Router is working, mostly. I don't know what the difference between L2PT and IPsec is, never heard of either until a week ago. Unless it was part of the out-of-the-box configuration, I doubt whether I'm using L2PT or IPsec. Sure not using them on purpose. Don't know how to begin using L2PT or IPsec. Or how to engage one or both. Or how they are related. Think of me as a virtual 10-year-old. I appreciate your posts but they are over my head. Please dumb them down for me.
Ok, let's start from the beginning:
You said:
"hEX is up and running. Sheesh, what a tough slog for a non-IT guy like me. Even now, I don't see how to get the router to engage warp drive and use hardware acceleration on my IKEv2/IPsec connection with 500 Mbps service."
So, You do have an IPsec connection working.

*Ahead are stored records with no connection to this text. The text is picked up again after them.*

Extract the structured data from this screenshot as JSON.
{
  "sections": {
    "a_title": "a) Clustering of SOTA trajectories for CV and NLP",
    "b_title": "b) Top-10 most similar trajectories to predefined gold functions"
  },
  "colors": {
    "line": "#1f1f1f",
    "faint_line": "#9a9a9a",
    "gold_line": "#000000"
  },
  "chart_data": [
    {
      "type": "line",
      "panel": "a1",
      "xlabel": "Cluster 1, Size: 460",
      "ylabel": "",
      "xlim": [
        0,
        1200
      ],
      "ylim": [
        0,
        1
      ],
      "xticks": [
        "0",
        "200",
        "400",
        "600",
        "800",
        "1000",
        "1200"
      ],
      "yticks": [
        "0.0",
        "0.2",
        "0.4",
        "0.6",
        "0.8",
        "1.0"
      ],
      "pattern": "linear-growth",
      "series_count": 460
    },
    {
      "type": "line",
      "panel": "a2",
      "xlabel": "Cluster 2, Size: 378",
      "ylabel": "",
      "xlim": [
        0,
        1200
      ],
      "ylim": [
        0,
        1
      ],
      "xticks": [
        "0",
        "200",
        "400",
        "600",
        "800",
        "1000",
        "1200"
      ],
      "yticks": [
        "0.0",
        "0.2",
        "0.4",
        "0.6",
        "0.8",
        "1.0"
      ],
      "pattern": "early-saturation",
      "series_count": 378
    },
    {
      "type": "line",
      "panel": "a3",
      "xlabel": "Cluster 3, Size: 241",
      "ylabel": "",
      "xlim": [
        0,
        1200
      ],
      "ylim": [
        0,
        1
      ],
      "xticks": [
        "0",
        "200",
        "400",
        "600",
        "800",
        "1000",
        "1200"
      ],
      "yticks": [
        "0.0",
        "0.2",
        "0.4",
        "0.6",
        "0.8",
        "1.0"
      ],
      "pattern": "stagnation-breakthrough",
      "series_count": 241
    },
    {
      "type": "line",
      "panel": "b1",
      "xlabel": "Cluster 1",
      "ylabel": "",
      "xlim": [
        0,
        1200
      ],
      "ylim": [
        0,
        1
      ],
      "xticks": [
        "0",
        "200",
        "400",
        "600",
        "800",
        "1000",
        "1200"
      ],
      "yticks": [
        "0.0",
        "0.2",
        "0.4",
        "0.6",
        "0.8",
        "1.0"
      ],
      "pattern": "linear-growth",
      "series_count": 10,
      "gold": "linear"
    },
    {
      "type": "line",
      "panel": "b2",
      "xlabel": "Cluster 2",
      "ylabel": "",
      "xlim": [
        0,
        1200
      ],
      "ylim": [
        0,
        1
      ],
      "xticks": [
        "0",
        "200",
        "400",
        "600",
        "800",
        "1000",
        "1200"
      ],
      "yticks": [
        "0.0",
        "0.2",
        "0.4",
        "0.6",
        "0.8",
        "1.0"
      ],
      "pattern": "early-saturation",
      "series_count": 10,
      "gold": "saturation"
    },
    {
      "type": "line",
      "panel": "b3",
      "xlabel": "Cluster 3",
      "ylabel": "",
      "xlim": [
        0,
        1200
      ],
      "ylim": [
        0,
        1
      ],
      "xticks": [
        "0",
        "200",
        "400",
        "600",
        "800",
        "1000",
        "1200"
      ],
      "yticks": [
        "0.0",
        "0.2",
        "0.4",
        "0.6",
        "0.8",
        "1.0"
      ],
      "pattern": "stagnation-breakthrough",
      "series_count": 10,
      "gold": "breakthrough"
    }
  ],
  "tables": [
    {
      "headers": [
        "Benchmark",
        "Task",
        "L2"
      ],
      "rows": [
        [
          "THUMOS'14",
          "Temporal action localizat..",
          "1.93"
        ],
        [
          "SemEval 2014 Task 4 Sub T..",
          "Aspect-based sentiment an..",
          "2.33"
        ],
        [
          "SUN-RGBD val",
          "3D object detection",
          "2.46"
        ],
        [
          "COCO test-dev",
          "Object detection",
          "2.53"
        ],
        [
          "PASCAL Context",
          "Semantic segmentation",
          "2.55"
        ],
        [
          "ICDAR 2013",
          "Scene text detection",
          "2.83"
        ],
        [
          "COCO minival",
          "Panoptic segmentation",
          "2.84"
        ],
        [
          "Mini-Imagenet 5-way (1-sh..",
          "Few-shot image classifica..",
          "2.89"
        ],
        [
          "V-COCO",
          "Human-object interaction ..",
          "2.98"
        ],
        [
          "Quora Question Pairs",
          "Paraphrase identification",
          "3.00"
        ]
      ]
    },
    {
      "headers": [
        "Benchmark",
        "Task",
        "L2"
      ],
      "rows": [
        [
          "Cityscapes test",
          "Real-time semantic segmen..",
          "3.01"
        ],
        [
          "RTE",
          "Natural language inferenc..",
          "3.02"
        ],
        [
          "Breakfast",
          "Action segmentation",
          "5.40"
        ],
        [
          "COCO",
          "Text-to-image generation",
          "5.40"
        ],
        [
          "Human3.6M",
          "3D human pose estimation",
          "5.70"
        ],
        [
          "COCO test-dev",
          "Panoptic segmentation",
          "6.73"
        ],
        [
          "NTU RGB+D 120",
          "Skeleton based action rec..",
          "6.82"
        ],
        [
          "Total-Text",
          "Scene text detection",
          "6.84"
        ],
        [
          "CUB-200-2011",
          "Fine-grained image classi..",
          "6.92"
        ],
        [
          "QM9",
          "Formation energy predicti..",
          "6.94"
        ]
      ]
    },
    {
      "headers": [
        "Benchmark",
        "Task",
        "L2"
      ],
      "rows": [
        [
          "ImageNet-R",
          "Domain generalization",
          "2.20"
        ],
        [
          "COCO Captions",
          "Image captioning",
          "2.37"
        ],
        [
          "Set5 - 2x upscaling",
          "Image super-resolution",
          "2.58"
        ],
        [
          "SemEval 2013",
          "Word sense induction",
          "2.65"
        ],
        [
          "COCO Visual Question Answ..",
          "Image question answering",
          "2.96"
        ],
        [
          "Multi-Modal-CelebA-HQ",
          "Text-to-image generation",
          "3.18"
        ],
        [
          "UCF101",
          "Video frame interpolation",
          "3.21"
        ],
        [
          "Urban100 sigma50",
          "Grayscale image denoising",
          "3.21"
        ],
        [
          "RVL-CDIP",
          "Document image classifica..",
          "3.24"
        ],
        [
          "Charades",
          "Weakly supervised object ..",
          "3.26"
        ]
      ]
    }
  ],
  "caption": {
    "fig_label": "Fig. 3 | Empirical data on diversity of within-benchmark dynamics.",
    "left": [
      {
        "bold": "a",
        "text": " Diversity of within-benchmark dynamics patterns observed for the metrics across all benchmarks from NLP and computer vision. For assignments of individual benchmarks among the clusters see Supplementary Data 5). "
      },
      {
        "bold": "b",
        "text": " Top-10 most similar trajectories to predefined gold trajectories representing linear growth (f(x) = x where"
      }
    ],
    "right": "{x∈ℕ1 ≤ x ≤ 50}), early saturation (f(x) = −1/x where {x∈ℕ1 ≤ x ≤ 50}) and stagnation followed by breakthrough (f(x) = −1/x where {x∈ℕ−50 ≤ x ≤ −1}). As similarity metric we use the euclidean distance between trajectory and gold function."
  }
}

At least, had for a while.
Now, re reading Your posts, I'm thinking You are the client on this connection. Right? You pay some VPN service, and connect to it. Am I right?
About not knowing what IPsec and L2TP are:
IPsec encrypts the traffic. It doesn't care about what the traffic is. But it is quite hard to setup right - with lots of gotchas and caveats.
L2TP is a tunnel protocol. It exists to create a virtual way between two endpoints. You can think about it like an virtual ethernet cable. But its cryptography is weak and outdated.
IPsec can be used with various different configurations:
One of them is pure IPsec - when You use just IPsec to create the "path" between the two endpoints.
Another is what we call L2tP/IPsec - we just create an L2TP tunnel between two endpoints, and encrypt it with IPsec. The biggest advantage is to avoid the really complex task of setting access and routing through IPsec. We only need to configure IPsec to the 2 L2TP endpoints. The rest goes trough the L2TP tunnel, and our lives are much easier.
So, to recap: are You a client? Is Your IPsec connection working? Even slowly, is it working?